SWALLOW THE SUN – Emerald Forest And The Blackbird
- by Matt Coe
- Posted on 21-08-2012
When you deal with harsh winters, days of darkness and a stoic, almost tranquil nature to personal contact- you gain ideal conditions for a musician to channel some form of consistent stressors into a metal outlet. It shouldn’t be surprising that many musicians from Finland turn to equally diverse sounds – using their environment and experience as a soundtrack for their lives. Beginning at the turn of the millennium – Swallow The Sun have been one of the acts breaking through in Europe and North America, as their albums and EP’s display the right concoction of extremity and beauty into palatable songwriting.

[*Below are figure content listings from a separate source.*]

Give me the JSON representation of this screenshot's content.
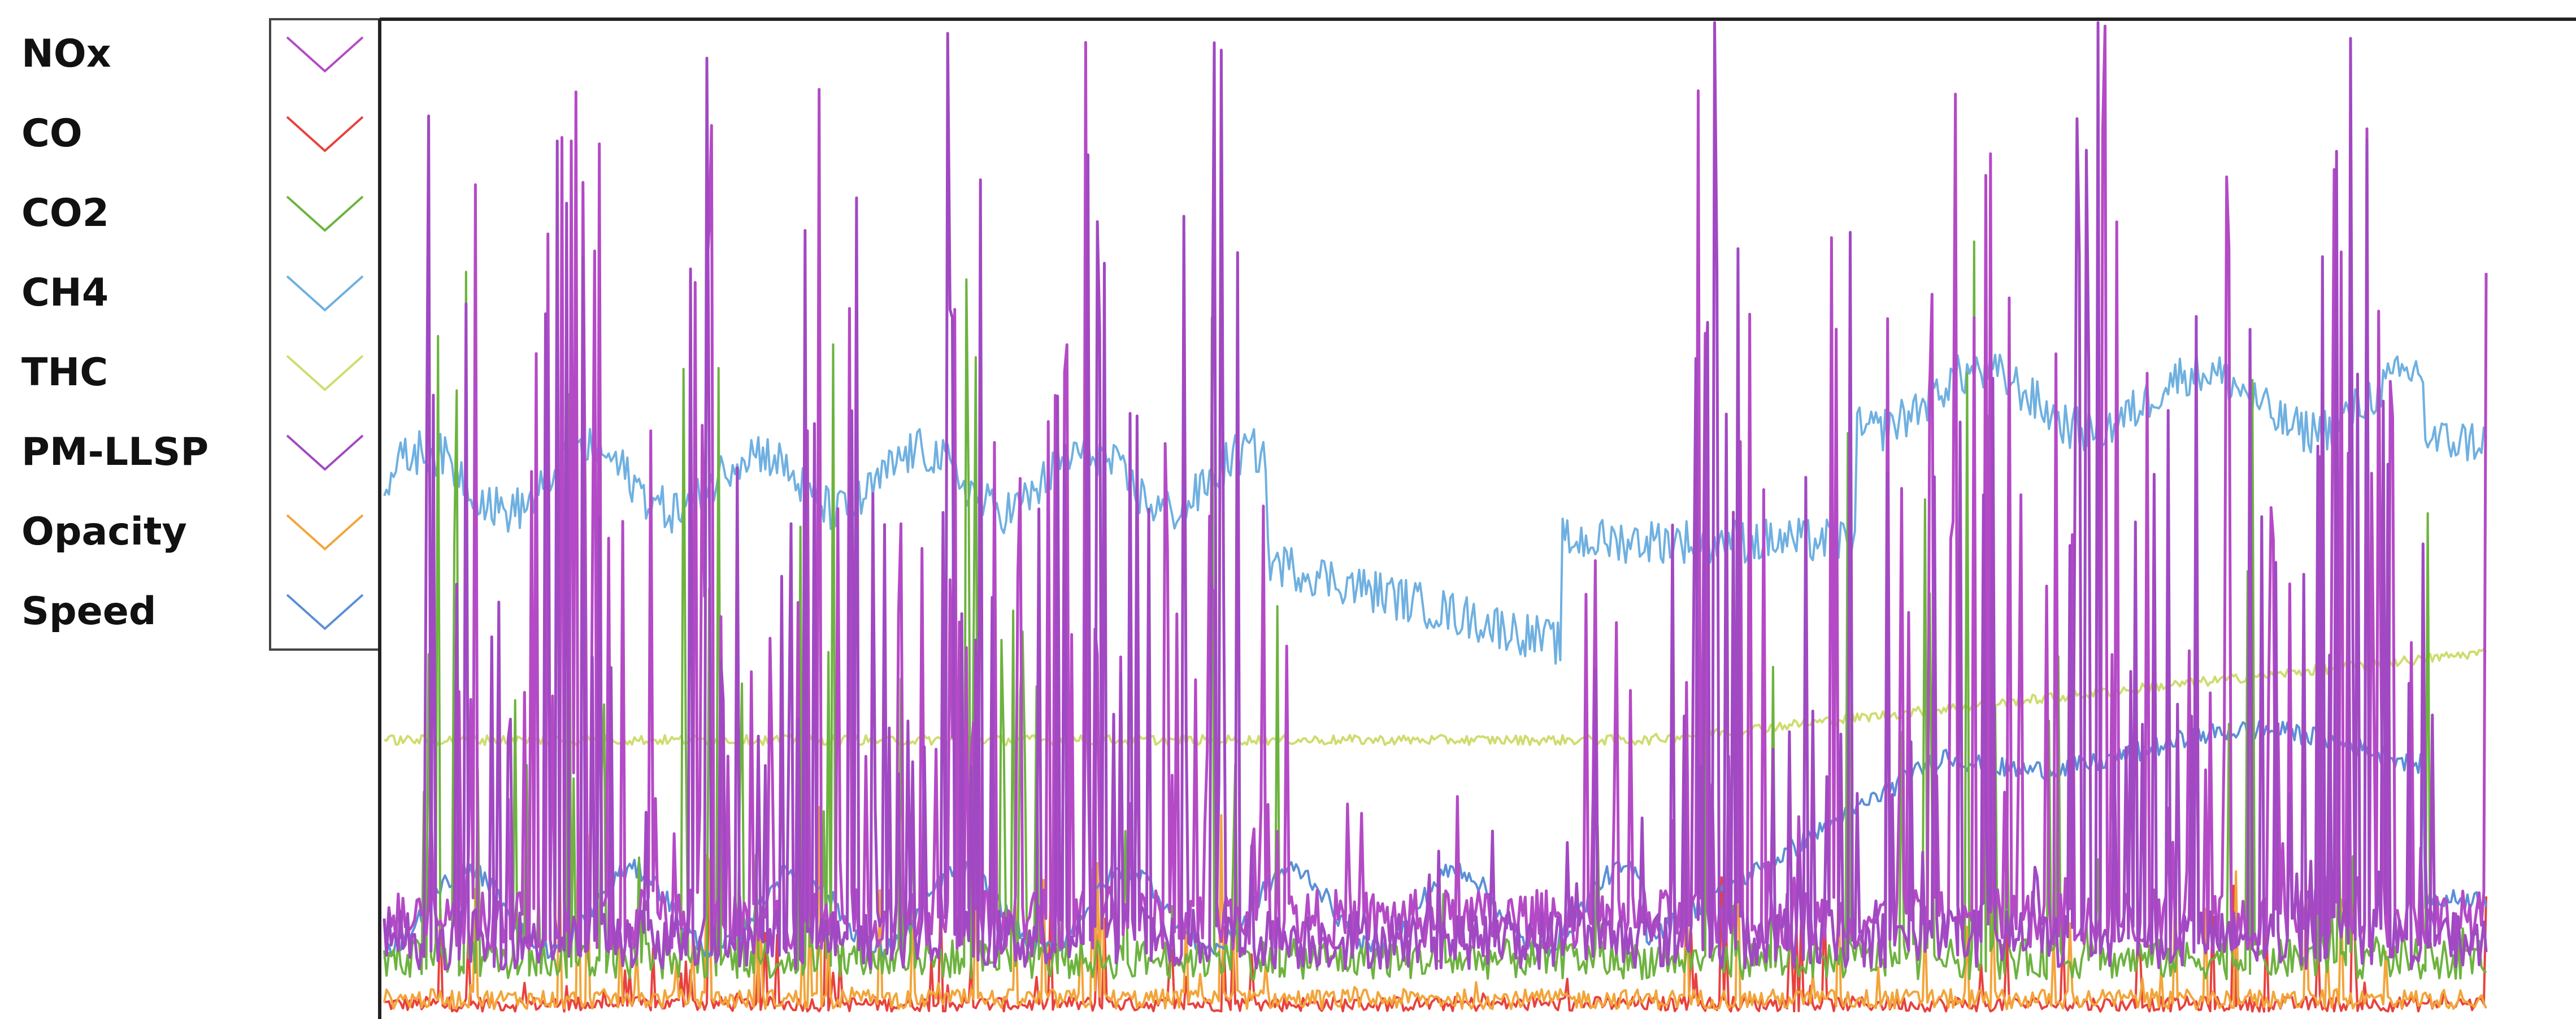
{
  "chart_data": {
    "type": "line",
    "title": "",
    "xlabel": "",
    "ylabel": "",
    "grid": false,
    "ylim": [
      0,
      100
    ],
    "legend_placement": "left",
    "series": [
      {
        "name": "NOx",
        "color": "#b44ac6"
      },
      {
        "name": "CO",
        "color": "#e8413e"
      },
      {
        "name": "CO2",
        "color": "#6db33f"
      },
      {
        "name": "CH4",
        "color": "#6fb0e0"
      },
      {
        "name": "THC",
        "color": "#cfdc6e"
      },
      {
        "name": "PM-LLSP",
        "color": "#a049c2"
      },
      {
        "name": "Opacity",
        "color": "#f2a53a"
      },
      {
        "name": "Speed",
        "color": "#5b8fd6"
      }
    ]
  }
}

Their fifth studio record “Emerald Forest And The Blackbird” doesn’t waste any time focusing on the first aspect of the sextet when you open with the 10 minute title cut. Low haunting keyboards and slower acoustics break up the heavier doom riffs and roaring growls- only for the band to turn on a 70’s Pink Floyd meets Celtic trip for the follow up “This Cut Is The Deepest”. The rhythms and counterpoint guitar parts that Markus Jamsen and Juha Raivio send delight and chills up my spine- evoking melancholy, sadness, and brooding relief through highlights like “Cathedral Walls” and the hypnotic “Of Death And Corruption” (shades of classic Type O Negative throughout this one).
10 songs over 68 minutes normally signals warning bells for boredom- but you must remember when a band delivers music at a tenth the speed of an average power or death act, the arrangements naturally will be longer to accurately express their ideas. Another killer album and consistent with their work on “New Moon”, for those who live for death/ doom Swallow The Sun capture ethereal atmospheric musical contrasts head and shoulders above their contemporaries.